Raúl, desde su forzada posición sobre la rodilla de Pedro, vio como este cogía la espátula y la oyó silbar a su espalda cuando Pedro la sacudió de arriba abajo para probar su flexibilidad.
- NOOOOOOOOO. Volvió a gritar Raúl cuando sintió la madera acariciando lentamente su piel ya colorada y ardiente, pero no le valió de nada y al instante sintió como Pedro elevaba la espátula en el aire y la descargaba sobre su culo con un estampido atronador.

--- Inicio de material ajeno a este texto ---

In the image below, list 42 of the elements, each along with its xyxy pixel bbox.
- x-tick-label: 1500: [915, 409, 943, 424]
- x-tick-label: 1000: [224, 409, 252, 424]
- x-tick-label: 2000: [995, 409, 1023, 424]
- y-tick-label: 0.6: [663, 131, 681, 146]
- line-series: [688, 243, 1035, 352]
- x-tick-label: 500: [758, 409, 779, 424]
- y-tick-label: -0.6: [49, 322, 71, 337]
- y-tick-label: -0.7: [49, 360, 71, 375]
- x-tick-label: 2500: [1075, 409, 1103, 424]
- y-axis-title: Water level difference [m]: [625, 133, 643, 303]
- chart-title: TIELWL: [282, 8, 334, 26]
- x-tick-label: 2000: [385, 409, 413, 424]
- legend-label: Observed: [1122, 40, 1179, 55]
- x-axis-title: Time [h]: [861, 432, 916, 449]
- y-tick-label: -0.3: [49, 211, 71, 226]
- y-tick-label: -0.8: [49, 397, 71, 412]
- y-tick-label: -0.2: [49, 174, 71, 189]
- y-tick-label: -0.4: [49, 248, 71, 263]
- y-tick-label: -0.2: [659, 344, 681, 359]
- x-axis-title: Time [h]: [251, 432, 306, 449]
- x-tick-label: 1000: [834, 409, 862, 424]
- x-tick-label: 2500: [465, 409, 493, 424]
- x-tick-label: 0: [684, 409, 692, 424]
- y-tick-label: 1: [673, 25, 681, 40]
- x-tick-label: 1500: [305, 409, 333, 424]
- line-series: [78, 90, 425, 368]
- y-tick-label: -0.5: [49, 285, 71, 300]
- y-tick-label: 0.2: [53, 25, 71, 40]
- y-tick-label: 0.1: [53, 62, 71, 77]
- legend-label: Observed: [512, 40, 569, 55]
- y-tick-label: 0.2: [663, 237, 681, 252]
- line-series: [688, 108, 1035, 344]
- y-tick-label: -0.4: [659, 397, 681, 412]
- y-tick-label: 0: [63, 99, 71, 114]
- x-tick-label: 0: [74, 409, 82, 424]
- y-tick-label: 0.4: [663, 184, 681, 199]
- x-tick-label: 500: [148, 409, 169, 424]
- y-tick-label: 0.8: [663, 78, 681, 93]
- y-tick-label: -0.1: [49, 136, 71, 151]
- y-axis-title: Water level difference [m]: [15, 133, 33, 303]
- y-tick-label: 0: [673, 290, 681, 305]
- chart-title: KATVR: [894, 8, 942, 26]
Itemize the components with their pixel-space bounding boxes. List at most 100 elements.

Por mucho que se agitaba en el firme muslo, Raúl no lograba evitar que sobre su trasero cayera una auténtica lluvia de azotes ante las risas burlonas de los que habían acudido a ver el espectáculo. Al no tener los pies apoyados en el suelo, agitaba las piernas en el aire de modo que al final los calzoncillos, que se habían ido deslizando hasta los tobillos, se agitaban como una bandera en el aire, y él se aferraba con las manos al tobillo de Pedro aullando mientras pedía perdón.

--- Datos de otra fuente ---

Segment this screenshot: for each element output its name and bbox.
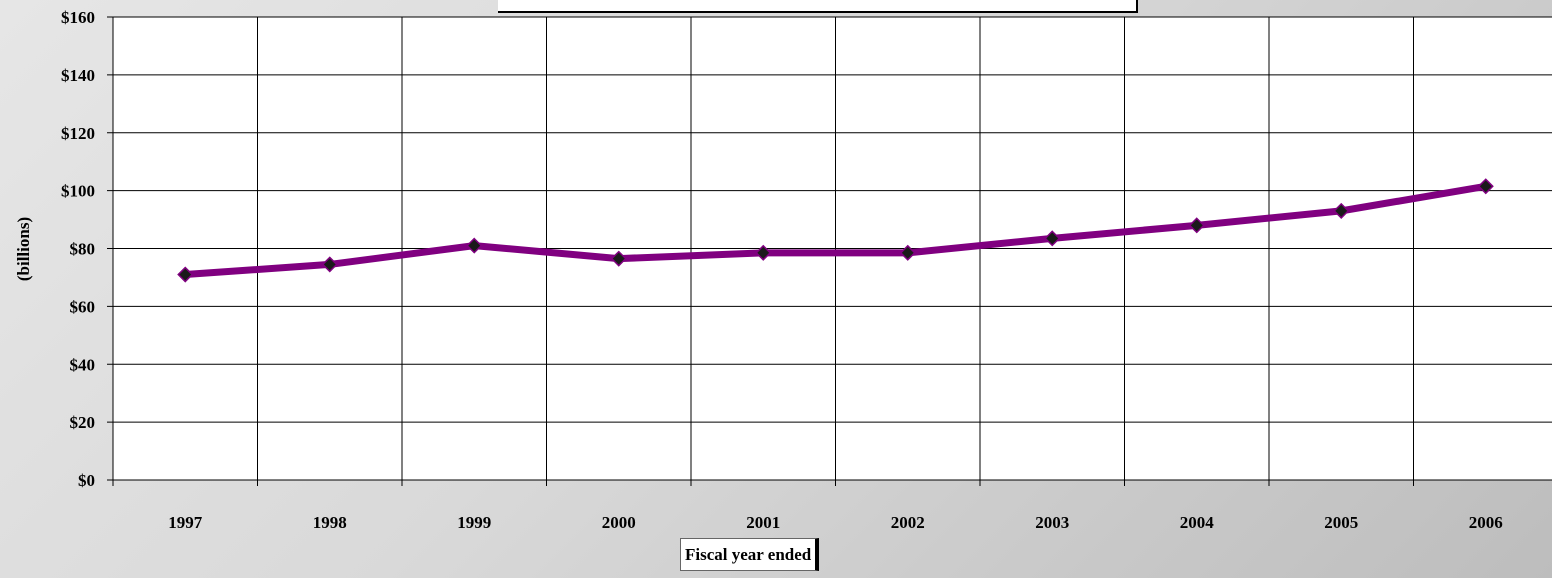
data-point-marker: [1044, 230, 1061, 247]
x-tick-label: 1999: [457, 513, 491, 532]
y-tick-label: $40: [70, 355, 96, 374]
chart-title-box: [498, 0, 1138, 13]
y-tick-label: $140: [61, 66, 95, 85]
data-point-marker: [177, 266, 194, 283]
x-tick-label: 2003: [1035, 513, 1069, 532]
x-tick-label: 2002: [891, 513, 925, 532]
x-tick-label: 2000: [602, 513, 636, 532]
data-point-marker: [755, 244, 772, 261]
y-tick-label: $100: [61, 182, 95, 201]
data-point-marker: [1477, 178, 1494, 195]
y-tick-label: $60: [70, 297, 96, 316]
y-tick-label: $160: [61, 8, 95, 27]
series-line: [181, 182, 1490, 279]
x-tick-label: 1998: [313, 513, 347, 532]
y-tick-label: $0: [78, 471, 95, 490]
data-point-marker: [610, 250, 627, 267]
x-tick-label: 2005: [1324, 513, 1358, 532]
data-point-marker: [466, 237, 483, 254]
y-tick-label: $120: [61, 124, 95, 143]
x-tick-label: 1997: [168, 513, 203, 532]
x-axis-label: Fiscal year ended: [680, 538, 820, 571]
x-tick-label: 2001: [746, 513, 780, 532]
y-tick-label: $20: [70, 413, 96, 432]
axes: [107, 16, 1552, 486]
x-tick-labels: 1997 1998 1999 2000 2001 2002 2003 2004 2005 2006: [168, 513, 1503, 532]
data-point-marker: [1188, 217, 1205, 234]
y-axis-label: (billions): [14, 217, 33, 281]
y-tick-labels: $0 $20 $40 $60 $80 $100 $120 $140 $160: [61, 8, 95, 490]
x-tick-label: 2006: [1469, 513, 1503, 532]
data-point-marker: [899, 244, 916, 261]
data-point-marker: [321, 256, 338, 273]
x-tick-label: 2004: [1180, 513, 1215, 532]
data-point-marker: [1333, 202, 1350, 219]
y-tick-label: $80: [70, 240, 96, 259]
series-layer: [177, 178, 1494, 283]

Pedro siguió alternando mano y espátula por un buen rato. Y antes de acabar bajó al muchacho un momento, le hizo girar sobre sí mismo y cambiando de pierna, le tumbó esta vez sobre el muslo izquierdo. Entonces echó mano del cinturón de cuero que Raúl solía usar y estaba colgado en su taquilla y, doblándolo, le dio una buena sarta de correazos en el ya tremendamente rojo trasero.
El muchacho sentía el trasero en llamas y ya sólo tenía fuerzas para llorar con todo desconsuelo cuando por fin Pedro le hizo levantarse. Le tuvo que sujetar porque casi no se podía mantener de pie, y sus manos se fueron directas a apretar sus nalgas para intentar calmar el fuego de su piel, mientras los sollozos le sacudían todo el cuerpo.
Pedro le abrazó entonces dándole a la vez unas palmadas de consuelo en la espalda y hablándole suavemente para que se calmara. Raúl siguió llorando y pidiendo perdón con un hipo repetido, entregado al abrazo del hombre, mientras contaba toda la verdad de lo sucedido con Luís, aunque omitiendo los primeros robos de su colega. Poco a poco se fue calmando, y Pedro le soltó. Secándose los ojos con una mano mientras la otra seguía intentando contener el ardor de sus nalgas, Raúl no hacía ningún gesto de vestirse. Fue Pedro el que, sujetándole con un brazo, se inclinó y le subió los calzoncillos con el otro. Un nuevo abrazo, y no sin recoger el encargado las botellas, le vieron vestirse y le acompañaron hasta la salida. Al pasar por el salón, Raúl se ruborizó aún más, convencido de que todas las miradas se fijaban en su trasero y podían ver el calor irradiando a través de la tela del pantalón como en los dibujos animados.